Seis de octubre de 1976, el día en que el terror atravesó el corazón del Caribe.

El martes 6 de octubre de 1976 amaneció con ese sol implacable del Caribe que todo lo baña, mientras que en el aeropuerto Seawell de Barbados, el vuelo CU-455 del Douglas DC-8 de Cubana de Aviación se preparaba para lo que debería haber sido un trayecto rutinario hacia Jamaica y luego a La Habana.

Entre los tripulantes se encontraba la manzanillera Marlene González Arias, quien era aeremoza y estaba a pocas horas de celebrar su cumpleaños. Junto a ella, en la cabina se encontraba su esposo, el piloto Ángel Tomás Rodríguez Valdés, quien había gestionado un cambio de turno para acompañarla en esta fecha especial.

Se dice que la aeronave despegó normalmente, y el zumbido de los motores se mezcló con las voces de los 73 ocupantes. Entre ellos, 24 jóvenes del equipo nacional de esgrima que regresaban triunfantes del IV Campeonato Centroamericano y del Caribe, además de etudiantes guyaneses, diplomáticos coreanos y familias completas.

De repente se sintió una primera explosión, la cuál no fue un ruido cualquiera, sino un estallido sordo que sacudió el fuselaje. En la cabina, las luces de alarma se encendieron simultáneamente, fue entonces cuando el Capitán Wilfredo Pérez Pérez comunicó a la torre de control; «¡Tenemos una explosión a bordo! ¡Descendemos inmediatamente!.»

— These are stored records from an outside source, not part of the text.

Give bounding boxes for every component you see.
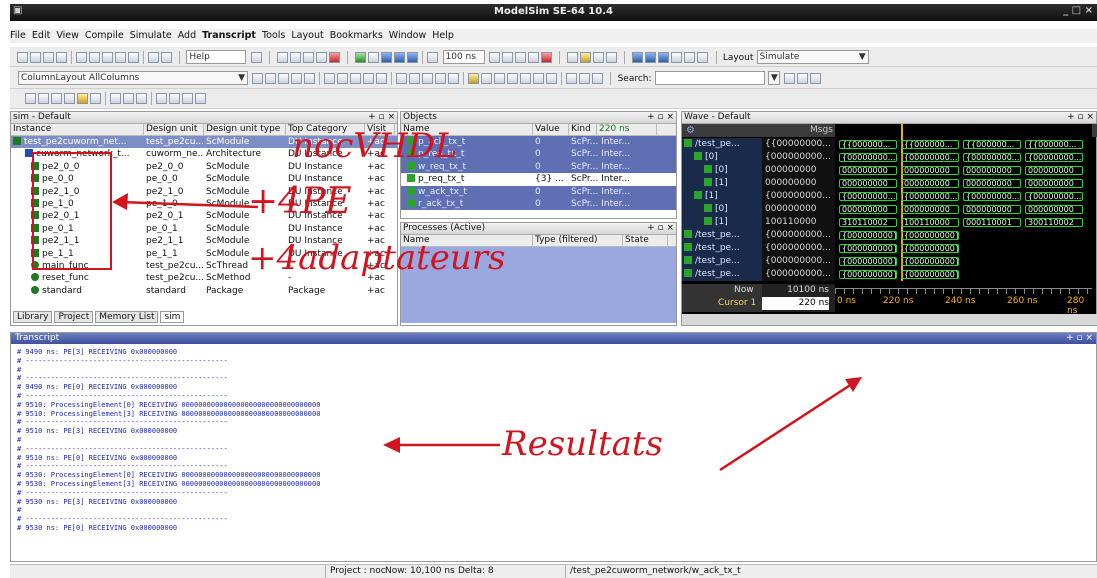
annotation-pe: +4PE: [248, 181, 352, 222]
arrowhead: [112, 193, 128, 210]
arrowhead: [383, 437, 400, 453]
annotation-adapters: +4adaptateurs: [248, 238, 506, 278]
annotation-results: Resultats: [502, 424, 663, 464]
annotation-arrows: [112, 193, 862, 472]
arrow-wave: [719, 380, 856, 472]
arrowhead: [845, 377, 862, 392]
arrow-pe: [119, 200, 259, 209]
annotation-noc: nocVHDL: [292, 126, 458, 166]
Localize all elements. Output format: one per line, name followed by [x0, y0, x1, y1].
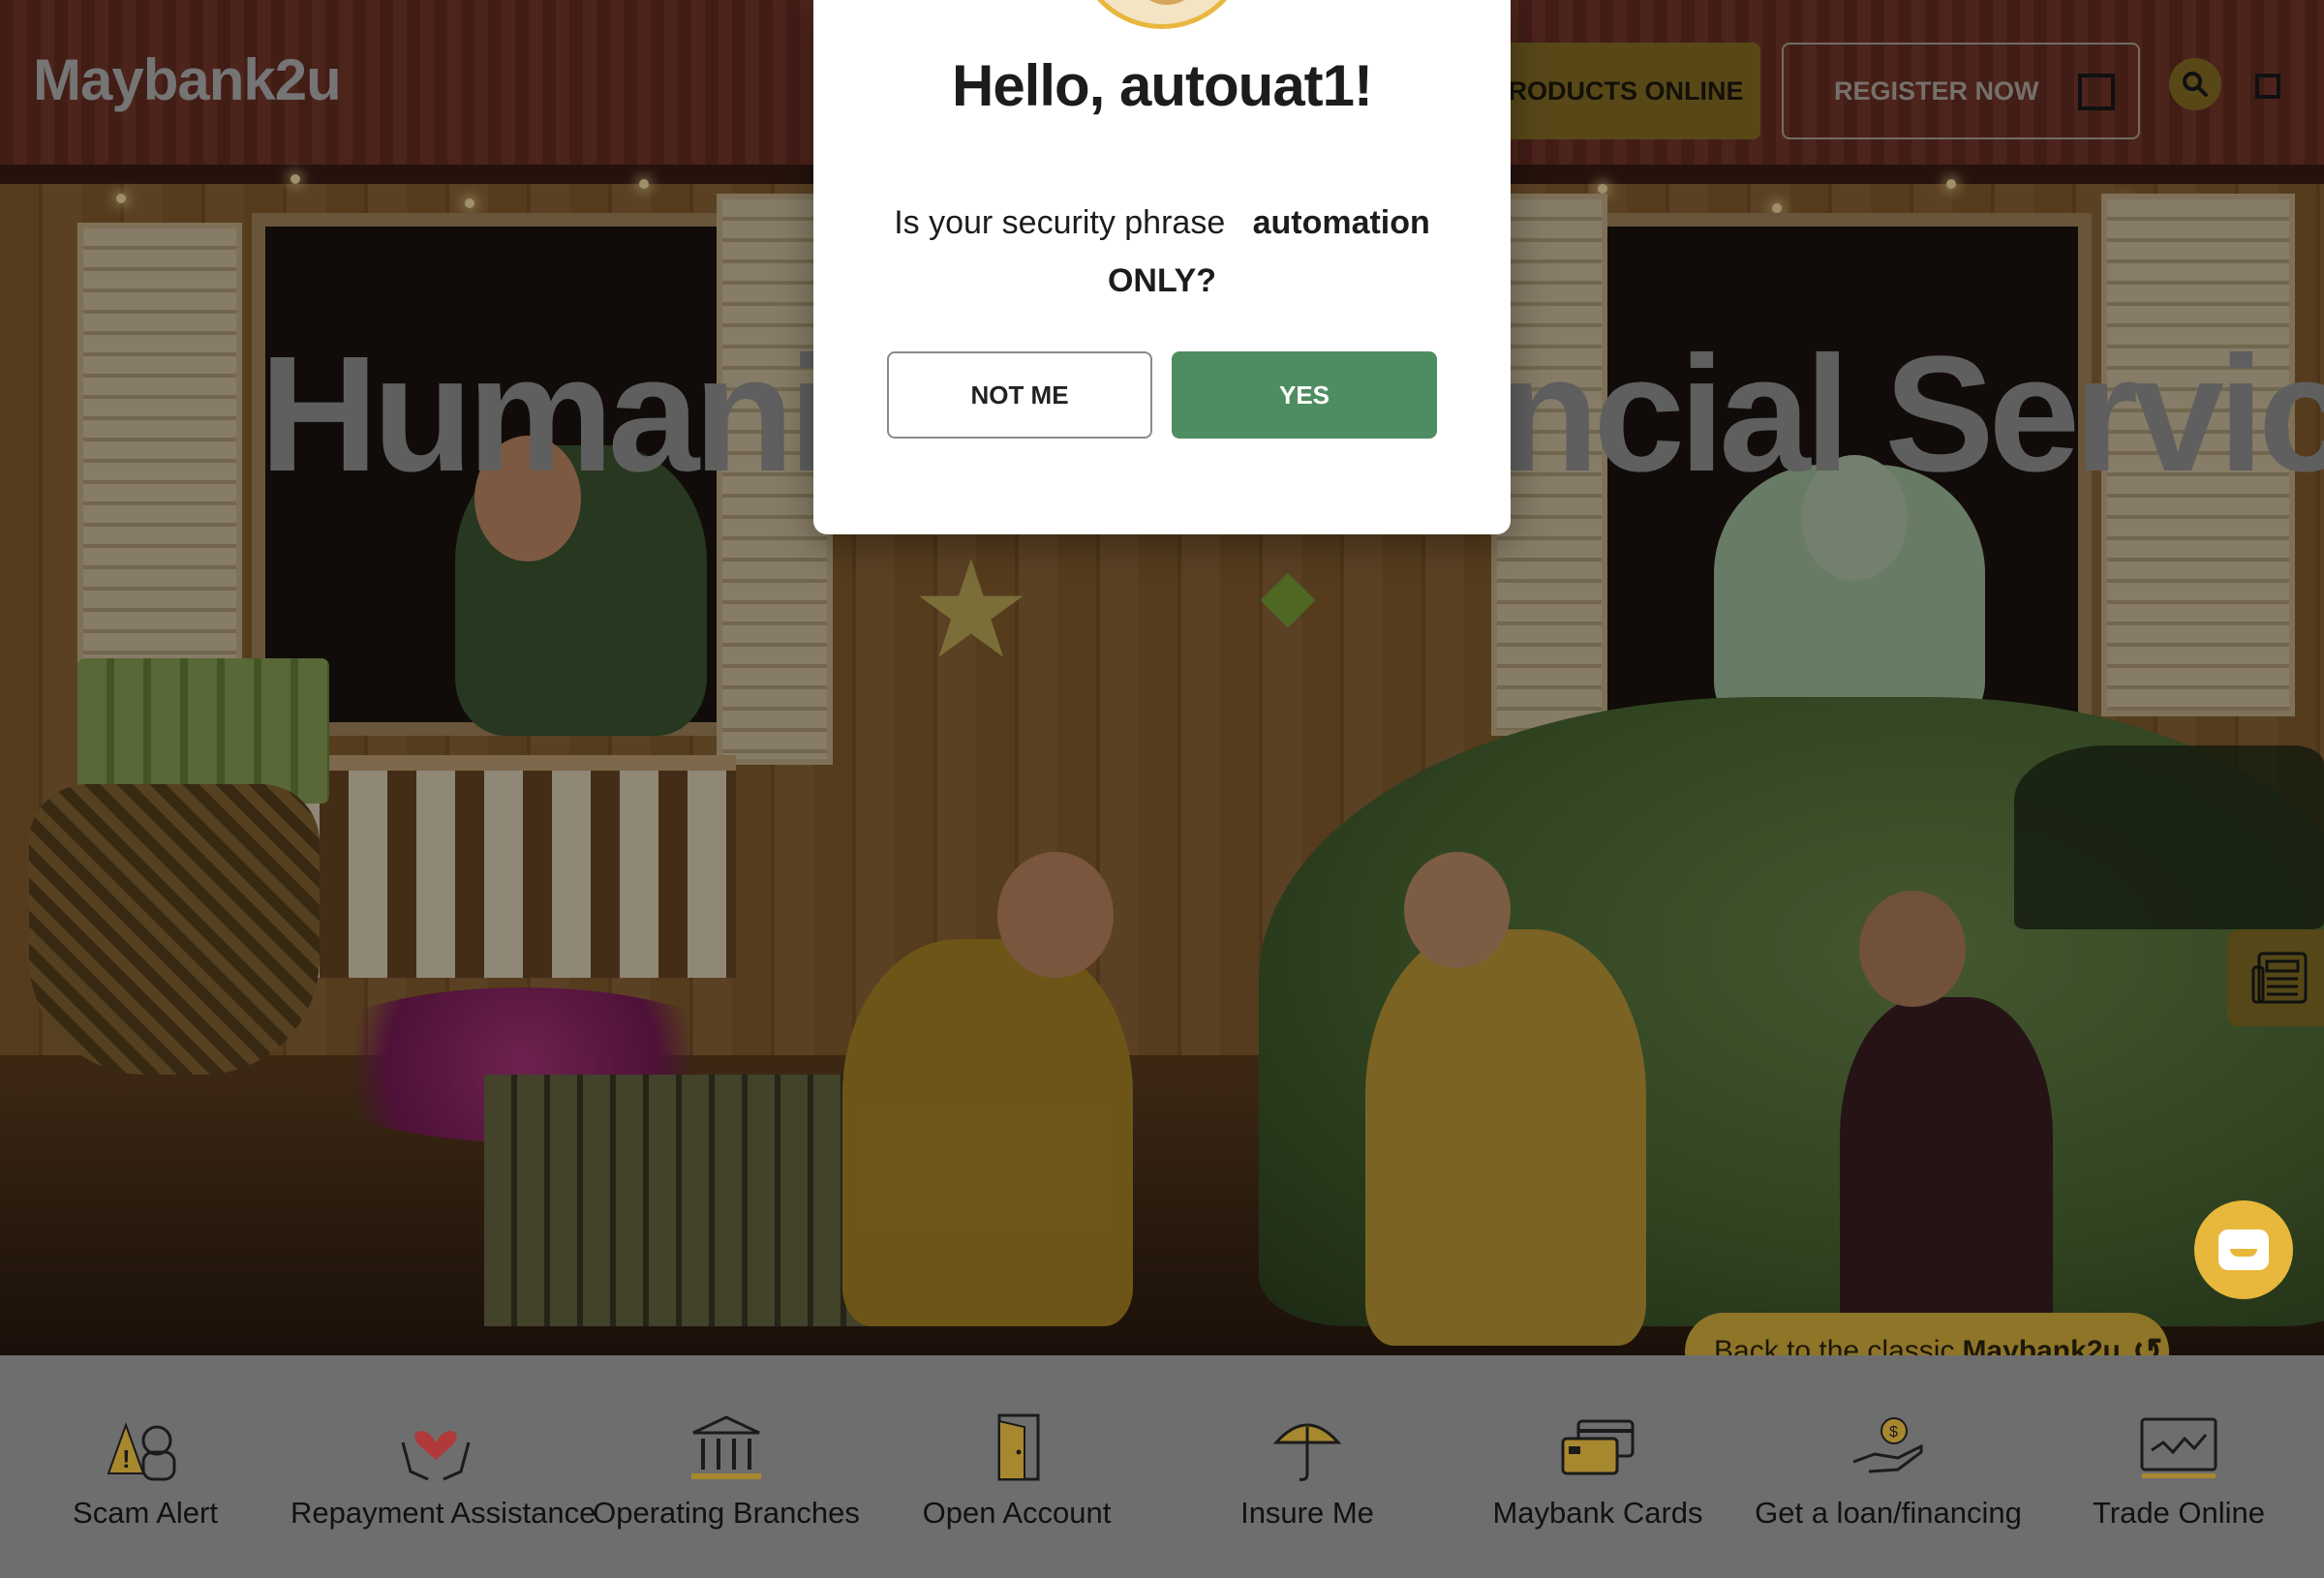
menu-square-icon[interactable] — [2255, 74, 2280, 99]
scam-alert-icon: ! — [107, 1422, 176, 1481]
security-phrase-modal: Hello, autouat1! Is your security phrase… — [813, 0, 1511, 534]
quick-link-get-a-loan[interactable]: $ Get a loan/financing — [1743, 1355, 2034, 1578]
quick-link-trade-online[interactable]: Trade Online — [2034, 1355, 2324, 1578]
kid-figure — [842, 939, 1133, 1326]
quick-link-operating-branches[interactable]: Operating Branches — [581, 1355, 872, 1578]
trade-chart-icon — [2140, 1417, 2217, 1478]
bamboo-lemang — [77, 658, 329, 804]
kid-figure — [1840, 997, 2053, 1346]
quick-link-label: Open Account — [922, 1496, 1112, 1530]
tiger-avatar — [1075, 0, 1249, 29]
quick-link-repayment-assistance[interactable]: Repayment Assistance — [290, 1355, 596, 1578]
repayment-assistance-icon — [401, 1430, 471, 1481]
question-prefix: Is your security phrase — [894, 204, 1226, 241]
quick-link-label: Insure Me — [1240, 1496, 1374, 1530]
star-decoration: ★ — [910, 533, 1032, 685]
bank-building-icon — [691, 1415, 761, 1479]
search-button[interactable] — [2169, 58, 2221, 110]
search-icon — [2183, 72, 2208, 97]
chat-button[interactable] — [2194, 1200, 2293, 1299]
kid-head — [1859, 891, 1966, 1007]
door-icon — [997, 1413, 1040, 1481]
security-phrase: automation — [1252, 204, 1430, 241]
quick-link-open-account[interactable]: Open Account — [872, 1355, 1162, 1578]
svg-text:$: $ — [1889, 1424, 1898, 1441]
newspaper-icon — [2251, 952, 2308, 1004]
svg-text:!: ! — [122, 1444, 131, 1473]
kid-head — [1404, 852, 1511, 968]
chat-icon — [2218, 1229, 2269, 1270]
security-question: Is your security phrase automation ONLY? — [813, 194, 1511, 310]
quick-link-label: Scam Alert — [73, 1496, 218, 1530]
question-suffix: ONLY? — [1107, 262, 1217, 299]
car-window — [2014, 745, 2324, 929]
kid-figure — [1365, 929, 1646, 1346]
quick-links-bar: ! Scam Alert Repayment Assistance Operat… — [0, 1355, 2324, 1578]
kid-head — [997, 852, 1114, 978]
credit-card-icon — [1561, 1419, 1635, 1475]
quick-link-maybank-cards[interactable]: Maybank Cards — [1452, 1355, 1743, 1578]
greeting-title: Hello, autouat1! — [951, 53, 1373, 118]
loan-hand-icon: $ — [1852, 1417, 1923, 1473]
register-box-icon — [2078, 74, 2115, 110]
quick-link-insure-me[interactable]: Insure Me — [1162, 1355, 1452, 1578]
maybank2u-logo[interactable]: Maybank2u — [33, 46, 342, 113]
register-now-button[interactable]: REGISTER NOW — [1782, 43, 2140, 139]
register-now-label: REGISTER NOW — [1834, 76, 2039, 106]
news-side-tab[interactable] — [2227, 929, 2324, 1026]
balustrade — [281, 755, 736, 978]
quick-link-label: Get a loan/financing — [1755, 1496, 2022, 1530]
basket — [29, 784, 320, 1075]
quick-link-label: Repayment Assistance — [290, 1496, 596, 1530]
not-me-button[interactable]: NOT ME — [887, 351, 1152, 439]
quick-link-label: Operating Branches — [593, 1496, 860, 1530]
quick-link-label: Trade Online — [2092, 1496, 2266, 1530]
tiger-face — [1133, 0, 1201, 5]
umbrella-icon — [1272, 1423, 1342, 1481]
quick-link-scam-alert[interactable]: ! Scam Alert — [0, 1355, 290, 1578]
yes-button[interactable]: YES — [1172, 351, 1437, 439]
quick-link-label: Maybank Cards — [1492, 1496, 1703, 1530]
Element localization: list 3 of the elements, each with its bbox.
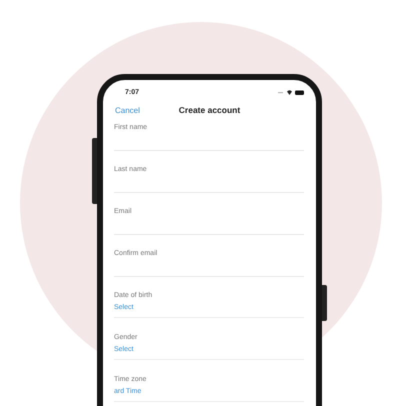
screen-title: Create account xyxy=(178,105,240,115)
status-icons xyxy=(278,88,304,96)
cancel-link[interactable]: Cancel xyxy=(115,106,140,114)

Luego se sintió una segunda explosión, esta vez más potente, la cual desgarró el avión, el humo inundó la cabina y los gritos se confundieron con el estruendo. Desde tierra los testigos observaban cómo la nave, convertida en una antorcha incontrolable, perdió altura dramáticamente.

Al mismo tiempo las comunicaciones se interrumpieron provocando que el vuelo CU-455 desapareciera de los radares, y en el mar, a solo ocho kilómetros de la costa, se formara un cráter de espuma y restos humeantes.

En nuestra ilsa la noticia conmocionó a todo el pueblo, y el 14 de octubre, más de un millón de personas desfilaron ante los restos de las víctimas en la Plaza de la Revolución, mientras que nuestro eterno Comandante en Jefe Fidel Castro, visiblemente afectado, expresó el sentir colectivo; «Cuando un pueblo enérgico y viril llora, la injusticia tiembla».

Las investigaciones posteriores no dejaron dudas de que esta barbarie había sido un cruel atentando, el resultado afirmó que fueron dos bombas de C-4, colocadas en el baño trasero y en la sección media de la cabina por los terroristas venezolanos Hernán Ricardo y Freddy Lugo.

Los ejecutores materiales confesaron haber actuado bajo las órdenes de los criminales de origen cubano Luis Posada Carriles y Orlando Bosch, financistas de la Coordinación de Organizaciones Revolucionarias Unidas (CORU).

Entre las 57 víctimas cubanas, once guyanesas y cinco norcoreanas, la pérdida de la manzanillera Marlene González y su esposo Ángel representa un dolor particular, una herida que aún hoy, 49 años después, late en la memoria de esta ciudad.

Aunque los autores materiales fueron condenados en Venezuela, los cerebros del atentado nunca pagaron por sus crímenes. Orlando Bosch murió impune en Miami en el año 2011, mientras Luis Posada Carriles, protegido por el gobierno estadounidense, falleció en 2018 sin haber enfrentado la justicia.

Por lo que desde el 2010, conmemoramos cada 6 de octubre como el Día de las Víctimas del Terrorismo de Estado, manteniendo viva la memoria de los 73 y de todos los cubanos caídos en actos de agresión.

Hoy, cuando las olas besan nuestras costas manzanilleras, recordamos que el mar se llevó mucho más que un avión aquel seis de octubre, se llevó sueños, futuros, y el ritmo de 73 corazones que laten en nuestra memoria.